Guest Lecture by Adrien Doerig
Interpreting the meaning of a visual scene requires not only identification of its constituent objects, but also rich semantic characterization of object interrelations. Here, we study the neural mechanisms underlying visuo-semantic transformations by leveraging recent progress in linguistic AI. We evaluate models of increasing complexity from object categories to single word embeddings to sentence-level embeddings, and apply the resulting models to a large-scale 7T fMRI dataset of human brain responses elicited by complex natural scenes. We identify a widely distributed network of brain regions that encode sentence-level scene descriptions. Importantly, these sentence embeddings better explain activity in these regions than traditional object category labels or word embeddings, despite the fact that the participants were not required to actively engage in a semantic task. We then show that highly accurate reconstructions of scene captions can be linearly decoded from patterns of brain activity evoked by natural scenes. Finally, we show that a recurrent convolutional neural network trained on sentence embeddings predict brain activity better than the sentence embeddings themselves, and better than control networks trained on category labels. Together, these experimental and modelling results suggest that transforming visual input into rich semantic scene descriptions may be a central computational feature of the visual system, and that focusing efforts on this new objective may lead to improved models of visual information processing in the human brain.
Bio
Adrien Doerig (University of Osnabrück, Germany)

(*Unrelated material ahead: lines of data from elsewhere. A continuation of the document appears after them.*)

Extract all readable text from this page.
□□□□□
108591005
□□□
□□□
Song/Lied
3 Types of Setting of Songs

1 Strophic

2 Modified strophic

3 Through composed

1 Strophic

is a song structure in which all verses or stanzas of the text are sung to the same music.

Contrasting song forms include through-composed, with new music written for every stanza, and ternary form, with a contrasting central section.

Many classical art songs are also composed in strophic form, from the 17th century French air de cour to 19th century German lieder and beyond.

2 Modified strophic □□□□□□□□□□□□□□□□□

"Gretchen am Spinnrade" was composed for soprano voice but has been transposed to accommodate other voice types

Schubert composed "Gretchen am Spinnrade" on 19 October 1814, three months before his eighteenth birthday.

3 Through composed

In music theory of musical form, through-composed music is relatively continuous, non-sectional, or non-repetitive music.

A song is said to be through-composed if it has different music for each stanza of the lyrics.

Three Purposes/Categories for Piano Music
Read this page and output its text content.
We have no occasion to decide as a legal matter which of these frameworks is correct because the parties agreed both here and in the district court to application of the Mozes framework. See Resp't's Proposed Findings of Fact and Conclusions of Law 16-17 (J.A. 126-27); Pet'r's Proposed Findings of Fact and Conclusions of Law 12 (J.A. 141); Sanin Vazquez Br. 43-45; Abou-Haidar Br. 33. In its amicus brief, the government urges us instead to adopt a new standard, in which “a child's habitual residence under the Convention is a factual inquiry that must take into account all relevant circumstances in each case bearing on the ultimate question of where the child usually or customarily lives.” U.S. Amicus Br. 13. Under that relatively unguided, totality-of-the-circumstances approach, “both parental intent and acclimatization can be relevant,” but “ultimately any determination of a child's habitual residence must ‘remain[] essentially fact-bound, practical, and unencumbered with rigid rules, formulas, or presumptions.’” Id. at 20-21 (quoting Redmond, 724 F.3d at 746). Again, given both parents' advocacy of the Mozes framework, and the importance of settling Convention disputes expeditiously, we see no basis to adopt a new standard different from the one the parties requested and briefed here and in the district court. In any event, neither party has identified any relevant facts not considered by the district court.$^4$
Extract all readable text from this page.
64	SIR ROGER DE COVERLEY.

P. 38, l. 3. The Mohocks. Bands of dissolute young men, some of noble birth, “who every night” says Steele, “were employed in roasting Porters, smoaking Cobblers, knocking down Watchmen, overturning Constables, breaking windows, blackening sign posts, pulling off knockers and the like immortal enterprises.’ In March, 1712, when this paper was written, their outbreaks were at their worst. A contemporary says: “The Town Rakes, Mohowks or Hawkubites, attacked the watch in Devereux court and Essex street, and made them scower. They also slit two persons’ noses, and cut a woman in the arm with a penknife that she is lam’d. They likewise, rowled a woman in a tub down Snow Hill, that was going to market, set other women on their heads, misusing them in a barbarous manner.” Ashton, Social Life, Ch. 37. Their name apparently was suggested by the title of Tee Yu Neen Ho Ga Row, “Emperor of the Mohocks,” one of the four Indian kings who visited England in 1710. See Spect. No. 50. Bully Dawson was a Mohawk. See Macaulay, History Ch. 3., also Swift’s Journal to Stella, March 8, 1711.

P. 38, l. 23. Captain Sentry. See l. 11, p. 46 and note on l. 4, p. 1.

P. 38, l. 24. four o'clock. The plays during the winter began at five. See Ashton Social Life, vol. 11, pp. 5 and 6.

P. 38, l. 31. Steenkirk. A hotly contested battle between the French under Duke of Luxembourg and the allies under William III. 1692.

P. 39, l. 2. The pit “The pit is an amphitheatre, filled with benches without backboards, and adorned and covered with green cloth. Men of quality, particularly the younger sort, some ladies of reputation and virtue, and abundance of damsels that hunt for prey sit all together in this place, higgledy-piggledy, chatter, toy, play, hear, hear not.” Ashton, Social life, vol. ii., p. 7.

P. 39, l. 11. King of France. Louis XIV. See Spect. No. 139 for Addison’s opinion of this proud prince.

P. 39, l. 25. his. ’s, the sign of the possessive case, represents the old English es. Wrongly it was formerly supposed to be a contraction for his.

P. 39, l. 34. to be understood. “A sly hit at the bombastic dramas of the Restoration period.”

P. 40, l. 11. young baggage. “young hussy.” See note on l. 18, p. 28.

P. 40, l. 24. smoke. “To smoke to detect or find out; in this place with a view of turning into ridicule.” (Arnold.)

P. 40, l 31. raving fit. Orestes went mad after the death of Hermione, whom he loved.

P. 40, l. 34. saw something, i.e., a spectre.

Adrien obtained a Msc in neuroscience and physics at EPFL, Switzerland, followed by a PhD in Neuroscience under the direction of Prof. Michael Herzog working with computational models of vision. Since then, he has worked with Prof. Tim Kietzmann at the Donders Institute in the Netherlands, and the University of Osnabrück, Germany. His interests focus on computational models of vision, with a particular interest in modern AI techniques such as DNNs. Currently, he works on semantic representations in the visual system, non-convolutional topographic networks, and dual-stream networks with eye movements. Aside from his interests in neuroAI, he has published several papers about scientific theories of consciousness and how to test them.